The millage discussion came on the heels of annual property assessments recently being mailed to county residents, which were higher than in previous years.
County commissioners said while the assessments were going up, it didn’t mean the expenditures for the county would raise at the same rate.
“I think when we do take this to public hearing, it will be important for us to be able to roll through what the real changes are as far as our revenue and what we’re doing with what we have as far as service levels and those types of things so the community can better understand how we use their money and what the reality is,” District 5 Commissioner Laura Semanson said.
Due to the increase in assessments, the county’s revenues are expected to increase by a total of $8.9 million this year, though about $6 million is going to bond debt.
District 4 Commissioner Cindy Jones Mills said in upcoming public hearings, the county should show the board is “not growing government with that money, but that we are looking to the future with it.”
“We’re using it in a wise way that is… lowering their tax in the future with it,” she said.
County Manager Kevin Tanner said the finance committee – of which he, Mills, Semanson, Turk and District 2 Commissioner Alfred John were members – said the county’s current plans would save money in the long run as it would help reduce the county’s bond rate.
“When that happens, that will do away with the need for the millage for the bond debt,” Tanner said. “So, by investing this and defeasing bonds early, we’re not only saving interest, but ultimately, long-term, we’re going to save the future taxpayers and current taxpayers of Forsyth County money.”
Tanner said the plan would mean the bond debt would be paid off by 2031, instead of the original plan of 2035, and the county could pay it off even quicker.
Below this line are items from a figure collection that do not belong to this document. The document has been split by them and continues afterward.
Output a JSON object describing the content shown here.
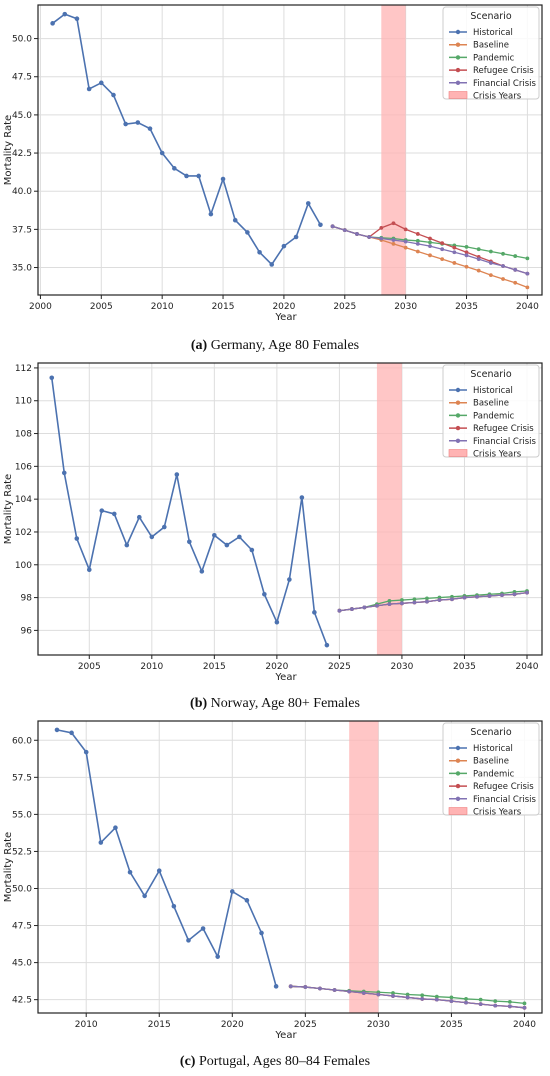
{
  "legend_title": "Scenario",
  "legend_entries": [
    "Historical",
    "Baseline",
    "Pandemic",
    "Refugee Crisis",
    "Financial Crisis",
    "Crisis Years"
  ],
  "colors": {
    "Historical": "#4c72b0",
    "Baseline": "#dd8452",
    "Pandemic": "#55a868",
    "Refugee Crisis": "#c44e52",
    "Financial Crisis": "#8172b3",
    "Crisis Years": "#ffb3b3"
  },
  "chart_data": [
    {
      "type": "line",
      "caption_letter": "(a)",
      "caption_text": "Germany, Age 80 Females",
      "xlabel": "Year",
      "ylabel": "Mortality Rate",
      "xlim": [
        1999.8,
        2041.2
      ],
      "ylim": [
        33.2,
        52.2
      ],
      "xticks": [
        2000,
        2005,
        2010,
        2015,
        2020,
        2025,
        2030,
        2035,
        2040
      ],
      "yticks": [
        35.0,
        37.5,
        40.0,
        42.5,
        45.0,
        47.5,
        50.0
      ],
      "ytick_labels": [
        "35.0",
        "37.5",
        "40.0",
        "42.5",
        "45.0",
        "47.5",
        "50.0"
      ],
      "crisis_band": [
        2028,
        2030
      ],
      "series": [
        {
          "name": "Historical",
          "x": [
            2001,
            2002,
            2003,
            2004,
            2005,
            2006,
            2007,
            2008,
            2009,
            2010,
            2011,
            2012,
            2013,
            2014,
            2015,
            2016,
            2017,
            2018,
            2019,
            2020,
            2021,
            2022,
            2023
          ],
          "y": [
            51.0,
            51.6,
            51.3,
            46.7,
            47.1,
            46.3,
            44.4,
            44.5,
            44.1,
            42.5,
            41.5,
            41.0,
            41.0,
            38.5,
            40.8,
            38.1,
            37.3,
            36.0,
            35.2,
            36.4,
            37.0,
            39.2,
            37.8
          ]
        },
        {
          "name": "Baseline",
          "x": [
            2024,
            2025,
            2026,
            2027,
            2028,
            2029,
            2030,
            2031,
            2032,
            2033,
            2034,
            2035,
            2036,
            2037,
            2038,
            2039,
            2040
          ],
          "y": [
            37.7,
            37.45,
            37.2,
            37.0,
            36.8,
            36.55,
            36.3,
            36.05,
            35.8,
            35.55,
            35.3,
            35.05,
            34.8,
            34.5,
            34.25,
            34.0,
            33.7
          ]
        },
        {
          "name": "Pandemic",
          "x": [
            2024,
            2025,
            2026,
            2027,
            2028,
            2029,
            2030,
            2031,
            2032,
            2033,
            2034,
            2035,
            2036,
            2037,
            2038,
            2039,
            2040
          ],
          "y": [
            37.7,
            37.45,
            37.2,
            37.0,
            36.95,
            36.9,
            36.8,
            36.75,
            36.65,
            36.55,
            36.45,
            36.35,
            36.2,
            36.05,
            35.9,
            35.75,
            35.6
          ]
        },
        {
          "name": "Refugee Crisis",
          "x": [
            2024,
            2025,
            2026,
            2027,
            2028,
            2029,
            2030,
            2031,
            2032,
            2033,
            2034,
            2035,
            2036,
            2037,
            2038,
            2039,
            2040
          ],
          "y": [
            37.7,
            37.45,
            37.2,
            37.0,
            37.6,
            37.9,
            37.5,
            37.2,
            36.9,
            36.6,
            36.3,
            36.0,
            35.7,
            35.4,
            35.1,
            34.85,
            34.6
          ]
        },
        {
          "name": "Financial Crisis",
          "x": [
            2024,
            2025,
            2026,
            2027,
            2028,
            2029,
            2030,
            2031,
            2032,
            2033,
            2034,
            2035,
            2036,
            2037,
            2038,
            2039,
            2040
          ],
          "y": [
            37.7,
            37.45,
            37.2,
            37.0,
            36.9,
            36.8,
            36.7,
            36.55,
            36.4,
            36.2,
            36.0,
            35.8,
            35.55,
            35.3,
            35.1,
            34.85,
            34.6
          ]
        }
      ]
    },
    {
      "type": "line",
      "caption_letter": "(b)",
      "caption_text": "Norway, Age 80+ Females",
      "xlabel": "Year",
      "ylabel": "Mortality Rate",
      "xlim": [
        2000.9,
        2041.2
      ],
      "ylim": [
        94.5,
        112.3
      ],
      "xticks": [
        2005,
        2010,
        2015,
        2020,
        2025,
        2030,
        2035,
        2040
      ],
      "yticks": [
        96,
        98,
        100,
        102,
        104,
        106,
        108,
        110,
        112
      ],
      "ytick_labels": [
        "96",
        "98",
        "100",
        "102",
        "104",
        "106",
        "108",
        "110",
        "112"
      ],
      "crisis_band": [
        2028,
        2030
      ],
      "series": [
        {
          "name": "Historical",
          "x": [
            2002,
            2003,
            2004,
            2005,
            2006,
            2007,
            2008,
            2009,
            2010,
            2011,
            2012,
            2013,
            2014,
            2015,
            2016,
            2017,
            2018,
            2019,
            2020,
            2021,
            2022,
            2023,
            2024
          ],
          "y": [
            111.4,
            105.6,
            101.6,
            99.7,
            103.3,
            103.1,
            101.2,
            102.9,
            101.7,
            102.3,
            105.5,
            101.4,
            99.6,
            101.8,
            101.2,
            101.7,
            100.9,
            98.2,
            96.5,
            99.1,
            104.1,
            97.1,
            95.1
          ]
        },
        {
          "name": "Baseline",
          "x": [
            2025,
            2026,
            2027,
            2028,
            2029,
            2030,
            2031,
            2032,
            2033,
            2034,
            2035,
            2036,
            2037,
            2038,
            2039,
            2040
          ],
          "y": [
            97.2,
            97.3,
            97.4,
            97.5,
            97.6,
            97.65,
            97.7,
            97.75,
            97.85,
            97.9,
            98.0,
            98.05,
            98.1,
            98.15,
            98.2,
            98.3
          ]
        },
        {
          "name": "Pandemic",
          "x": [
            2025,
            2026,
            2027,
            2028,
            2029,
            2030,
            2031,
            2032,
            2033,
            2034,
            2035,
            2036,
            2037,
            2038,
            2039,
            2040
          ],
          "y": [
            97.2,
            97.3,
            97.4,
            97.6,
            97.8,
            97.85,
            97.9,
            97.95,
            98.0,
            98.05,
            98.1,
            98.15,
            98.2,
            98.25,
            98.35,
            98.4
          ]
        },
        {
          "name": "Refugee Crisis",
          "x": [
            2025,
            2026,
            2027,
            2028,
            2029,
            2030,
            2031,
            2032,
            2033,
            2034,
            2035,
            2036,
            2037,
            2038,
            2039,
            2040
          ],
          "y": [
            97.2,
            97.3,
            97.4,
            97.5,
            97.6,
            97.65,
            97.7,
            97.75,
            97.85,
            97.9,
            98.0,
            98.05,
            98.1,
            98.15,
            98.2,
            98.3
          ]
        },
        {
          "name": "Financial Crisis",
          "x": [
            2025,
            2026,
            2027,
            2028,
            2029,
            2030,
            2031,
            2032,
            2033,
            2034,
            2035,
            2036,
            2037,
            2038,
            2039,
            2040
          ],
          "y": [
            97.2,
            97.3,
            97.4,
            97.5,
            97.6,
            97.65,
            97.7,
            97.75,
            97.85,
            97.9,
            98.0,
            98.05,
            98.1,
            98.15,
            98.2,
            98.3
          ]
        }
      ]
    },
    {
      "type": "line",
      "caption_letter": "(c)",
      "caption_text": "Portugal, Ages 80–84 Females",
      "xlabel": "Year",
      "ylabel": "Mortality Rate",
      "xlim": [
        2006.7,
        2041.2
      ],
      "ylim": [
        41.6,
        61.3
      ],
      "xticks": [
        2010,
        2015,
        2020,
        2025,
        2030,
        2035,
        2040
      ],
      "yticks": [
        42.5,
        45.0,
        47.5,
        50.0,
        52.5,
        55.0,
        57.5,
        60.0
      ],
      "ytick_labels": [
        "42.5",
        "45.0",
        "47.5",
        "50.0",
        "52.5",
        "55.0",
        "57.5",
        "60.0"
      ],
      "crisis_band": [
        2028,
        2030
      ],
      "series": [
        {
          "name": "Historical",
          "x": [
            2008,
            2009,
            2010,
            2011,
            2012,
            2013,
            2014,
            2015,
            2016,
            2017,
            2018,
            2019,
            2020,
            2021,
            2022,
            2023
          ],
          "y": [
            60.7,
            60.5,
            59.2,
            53.1,
            54.1,
            51.1,
            49.5,
            51.2,
            48.8,
            46.5,
            47.3,
            45.4,
            49.8,
            49.2,
            47.0,
            43.4
          ]
        },
        {
          "name": "Baseline",
          "x": [
            2024,
            2025,
            2026,
            2027,
            2028,
            2029,
            2030,
            2031,
            2032,
            2033,
            2034,
            2035,
            2036,
            2037,
            2038,
            2039,
            2040
          ],
          "y": [
            43.4,
            43.35,
            43.25,
            43.15,
            43.05,
            42.95,
            42.85,
            42.75,
            42.65,
            42.55,
            42.5,
            42.4,
            42.3,
            42.2,
            42.1,
            42.05,
            41.95
          ]
        },
        {
          "name": "Pandemic",
          "x": [
            2024,
            2025,
            2026,
            2027,
            2028,
            2029,
            2030,
            2031,
            2032,
            2033,
            2034,
            2035,
            2036,
            2037,
            2038,
            2039,
            2040
          ],
          "y": [
            43.4,
            43.35,
            43.25,
            43.15,
            43.1,
            43.05,
            43.0,
            42.95,
            42.85,
            42.8,
            42.7,
            42.65,
            42.55,
            42.5,
            42.4,
            42.35,
            42.25
          ]
        },
        {
          "name": "Refugee Crisis",
          "x": [
            2024,
            2025,
            2026,
            2027,
            2028,
            2029,
            2030,
            2031,
            2032,
            2033,
            2034,
            2035,
            2036,
            2037,
            2038,
            2039,
            2040
          ],
          "y": [
            43.4,
            43.35,
            43.25,
            43.15,
            43.05,
            42.95,
            42.85,
            42.75,
            42.65,
            42.55,
            42.5,
            42.4,
            42.3,
            42.2,
            42.1,
            42.05,
            41.95
          ]
        },
        {
          "name": "Financial Crisis",
          "x": [
            2024,
            2025,
            2026,
            2027,
            2028,
            2029,
            2030,
            2031,
            2032,
            2033,
            2034,
            2035,
            2036,
            2037,
            2038,
            2039,
            2040
          ],
          "y": [
            43.4,
            43.35,
            43.25,
            43.15,
            43.05,
            42.95,
            42.85,
            42.75,
            42.65,
            42.55,
            42.5,
            42.4,
            42.3,
            42.2,
            42.1,
            42.05,
            41.95
          ]
        }
      ]
    }
  ]
}
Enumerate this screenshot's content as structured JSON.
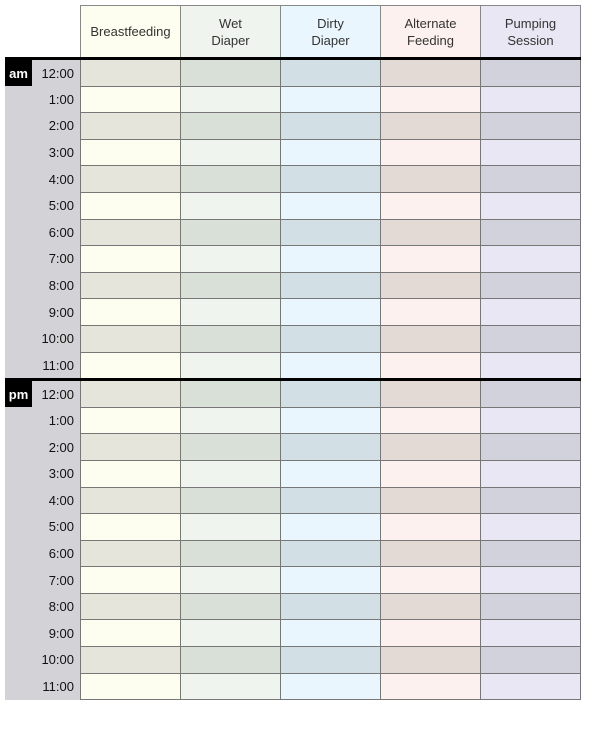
{
  "columns": [
    {
      "label": "Breastfeeding",
      "light": "#fefef0",
      "dark": "#e5e5dc"
    },
    {
      "label": "Wet\nDiaper",
      "light": "#eff4ee",
      "dark": "#d8e0d8"
    },
    {
      "label": "Dirty\nDiaper",
      "light": "#eaf6fd",
      "dark": "#d2e0e6"
    },
    {
      "label": "Alternate\nFeeding",
      "light": "#fcf1ee",
      "dark": "#e4dad5"
    },
    {
      "label": "Pumping\nSession",
      "light": "#e9e7f3",
      "dark": "#d2d2dc"
    }
  ],
  "periods": [
    {
      "label": "am",
      "times": [
        "12:00",
        "1:00",
        "2:00",
        "3:00",
        "4:00",
        "5:00",
        "6:00",
        "7:00",
        "8:00",
        "9:00",
        "10:00",
        "11:00"
      ]
    },
    {
      "label": "pm",
      "times": [
        "12:00",
        "1:00",
        "2:00",
        "3:00",
        "4:00",
        "5:00",
        "6:00",
        "7:00",
        "8:00",
        "9:00",
        "10:00",
        "11:00"
      ]
    }
  ]
}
During a presentation on the county’s budget for 2023, Turk said the county’s general fund was projected to have $186.1 million in revenues, $180.6 million in expenditures and a contingency of $5.5 million.
Turk said the 2023 fire general fund was projected to have $37.7 million in revenues and expenditures will be balanced with the revenues.
The bond fund is also projected to bring in $26.8 million in revenues from property taxes and other sources.
The county’s millage rate has sat at 7.896 since 2021, a reduction from 7.936 in 2019 and 2020 and 8.036 in 2018.
County officials said Forsyth’s tax digest is expected to grow 13.46%, of which “4.62% is due to new construction in 2021 and the remaining 8.84% comes from increased values from reassessments.”
Property assessments and the millage rate have been popular topics since the assessments were mailed out a few weeks ago.
In a recent news release, Forsyth County Chief Appraiser Mary Kirkpatrick said the property assessments are based on fair market property values, which she said have risen 18% to 20% over the last year.
Kirkpatrick said also those with a floating homestead exemption – which applies to county and fire portions of the millage rate and freezes assessments at the previous year’s value and keeps them at that rate as long as the homeowner lives there – would not see as much of an increase.
For those over 65, the county also offers a school tax homestead exemption, which grants 100% exemption from school tax and bonds. That exemption requires that no children live in the home for longer than a year unless they are the applicant’s natural or adopted child, foster child or the property owner has been appointed legal guardian of the child.
Those who feel their assessment saw too much of an increase will have until Monday, July 1 -- 45 days after assessments were mailed -- to file an appeal.